The coverage offered by private health insurance companies such as Blue Cross and United Health will vary by the plans you have for your health insurance. Generally when your doctor prescribes support equipment such as a wheel chair for patients with mobility issues, the health insurance carrier will pay for it subject to the plan and its deductibles.

For those of you covered under Medicare, your Medicare Part B is your resource for supporting equipment such as a wheelchair. Doctors will prescribe a regular wheelchair for their patients with the use of their arms and hands. However, when a patient has physical limitations which prevent or substantially impair a person’s ability to utilize their arms and hands, a power wheelchair is usually prescribed.

Once you have that power wheelchair will your home owner’s insurance policy cover it? I passed this question on to the underwriters for 3 separate insurance companies; I basically got three separate answers. Then, I talked with the claims staff of those companies; they indicated “usually yes”. That was my cue to pull out a standard home owner policy; 24 pages of very small font tightly spaced and loaded with legalese. The verbiage on one line says you do have coverage. But in a subpart below, it explains under what conditions it would not be covered. Since most insurance companies utilize a standard policy format, (the 2010 version of the ISO Homeowners policy), I prepared myself by sitting down with a large cup of strong black coffee.  
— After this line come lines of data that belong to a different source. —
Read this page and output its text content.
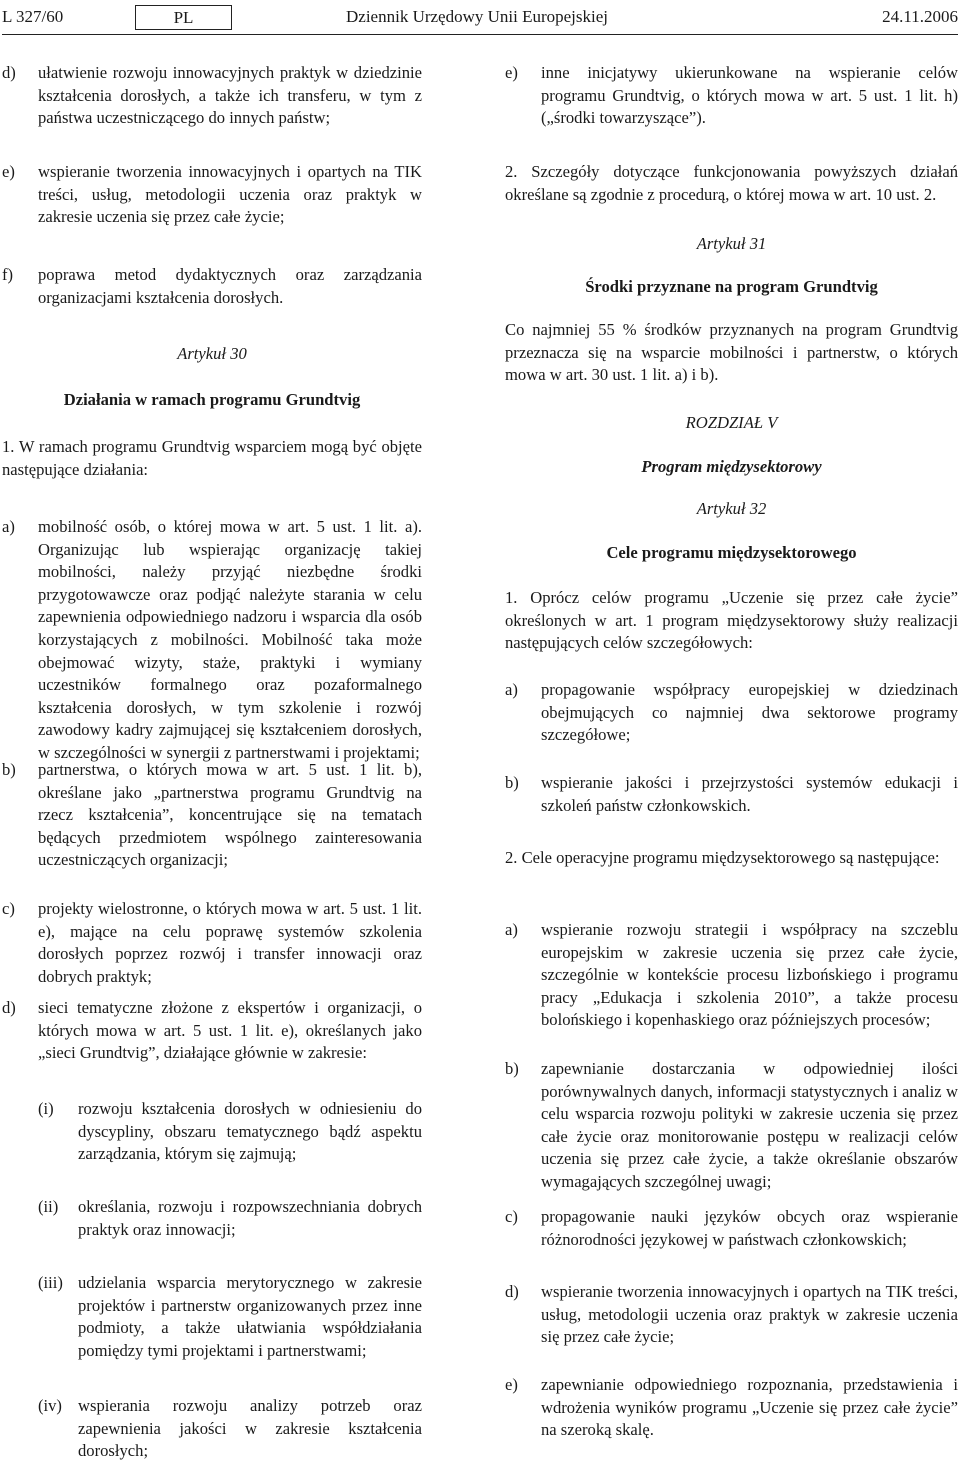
L 327/60	PL	Dziennik Urzędowy Unii Europejskiej	24.11.2006
d) ułatwienie rozwoju innowacyjnych praktyk w dziedzinie kształcenia dorosłych, a także ich transferu, w tym z państwa uczestniczącego do innych państw;
e) wspieranie tworzenia innowacyjnych i opartych na TIK treści, usług, metodologii uczenia oraz praktyk w zakresie uczenia się przez całe życie;
f) poprawa metod dydaktycznych oraz zarządzania organizacjami kształcenia dorosłych.
Artykuł 30
Działania w ramach programu Grundtvig
1. W ramach programu Grundtvig wsparciem mogą być objęte następujące działania:
a) mobilność osób, o której mowa w art. 5 ust. 1 lit. a). Organizując lub wspierając organizację takiej mobilności, należy przyjąć niezbędne środki przygotowawcze oraz podjąć należyte starania w celu zapewnienia odpowiedniego nadzoru i wsparcia dla osób korzystających z mobilności. Mobilność taka może obejmować wizyty, staże, praktyki i wymiany uczestników formalnego oraz pozaformalnego kształcenia dorosłych, w tym szkolenie i rozwój zawodowy kadry zajmującej się kształceniem dorosłych, w szczególności w synergii z partnerstwami i projektami;
b) partnerstwa, o których mowa w art. 5 ust. 1 lit. b), określane jako „partnerstwa programu Grundtvig na rzecz kształcenia”, koncentrujące się na tematach będących przedmiotem wspólnego zainteresowania uczestniczących organizacji;
c) projekty wielostronne, o których mowa w art. 5 ust. 1 lit. e), mające na celu poprawę systemów szkolenia dorosłych poprzez rozwój i transfer innowacji oraz dobrych praktyk;
d) sieci tematyczne złożone z ekspertów i organizacji, o których mowa w art. 5 ust. 1 lit. e), określanych jako „sieci Grundtvig”, działające głównie w zakresie:
(i) rozwoju kształcenia dorosłych w odniesieniu do dyscypliny, obszaru tematycznego bądź aspektu zarządzania, którym się zajmują;
(ii) określania, rozwoju i rozpowszechniania dobrych praktyk oraz innowacji;
(iii) udzielania wsparcia merytorycznego w zakresie projektów i partnerstw organizowanych przez inne podmioty, a także ułatwiania współdziałania pomiędzy tymi projektami i partnerstwami;
(iv) wspierania rozwoju analizy potrzeb oraz zapewnienia jakości w zakresie kształcenia dorosłych;
e) inne inicjatywy ukierunkowane na wspieranie celów programu Grundtvig, o których mowa w art. 5 ust. 1 lit. h) („środki towarzyszące”).
2. Szczegóły dotyczące funkcjonowania powyższych działań określane są zgodnie z procedurą, o której mowa w art. 10 ust. 2.
Artykuł 31
Środki przyznane na program Grundtvig
Co najmniej 55 % środków przyznanych na program Grundtvig przeznacza się na wsparcie mobilności i partnerstw, o których mowa w art. 30 ust. 1 lit. a) i b).
ROZDZIAŁ V
Program międzysektorowy
Artykuł 32
Cele programu międzysektorowego
1. Oprócz celów programu „Uczenie się przez całe życie” określonych w art. 1 program międzysektorowy służy realizacji następujących celów szczegółowych:
a) propagowanie współpracy europejskiej w dziedzinach obejmujących co najmniej dwa sektorowe programy szczegółowe;
b) wspieranie jakości i przejrzystości systemów edukacji i szkoleń państw członkowskich.
2. Cele operacyjne programu międzysektorowego są następujące:
a) wspieranie rozwoju strategii i współpracy na szczeblu europejskim w zakresie uczenia się przez całe życie, szczególnie w kontekście procesu lizbońskiego i programu pracy „Edukacja i szkolenia 2010”, a także procesu bolońskiego i kopenhaskiego oraz późniejszych procesów;
b) zapewnianie dostarczania w odpowiedniej ilości porównywalnych danych, informacji statystycznych i analiz w celu wsparcia rozwoju polityki w zakresie uczenia się przez całe życie oraz monitorowanie postępu w realizacji celów uczenia się przez całe życie, a także określanie obszarów wymagających szczególnej uwagi;
c) propagowanie nauki języków obcych oraz wspieranie różnorodności językowej w państwach członkowskich;
d) wspieranie tworzenia innowacyjnych i opartych na TIK treści, usług, metodologii uczenia oraz praktyk w zakresie uczenia się przez całe życie;
e) zapewnianie odpowiedniego rozpoznania, przedstawienia i wdrożenia wyników programu „Uczenie się przez całe życie” na szeroką skalę.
Like a novel that is slow to grab your attention, I trudged along reading the first 2 sections. The answer I needed was spread between pages 3 and 4.  My attention perked as I read Part C dealing with Personal Property coverage. It describes how your personal property would be covered:  “We cover personal property owned or used by an insured while it is anywhere in the world”. That translates to mean that if your digital camera is stolen during your trip to Italy or…, it would be covered in the same way if it were stole from your home. Part of me felt I had my answer:  the power wheel chair would be personal property so it should be covered anywhere in the world. Not so fast!!!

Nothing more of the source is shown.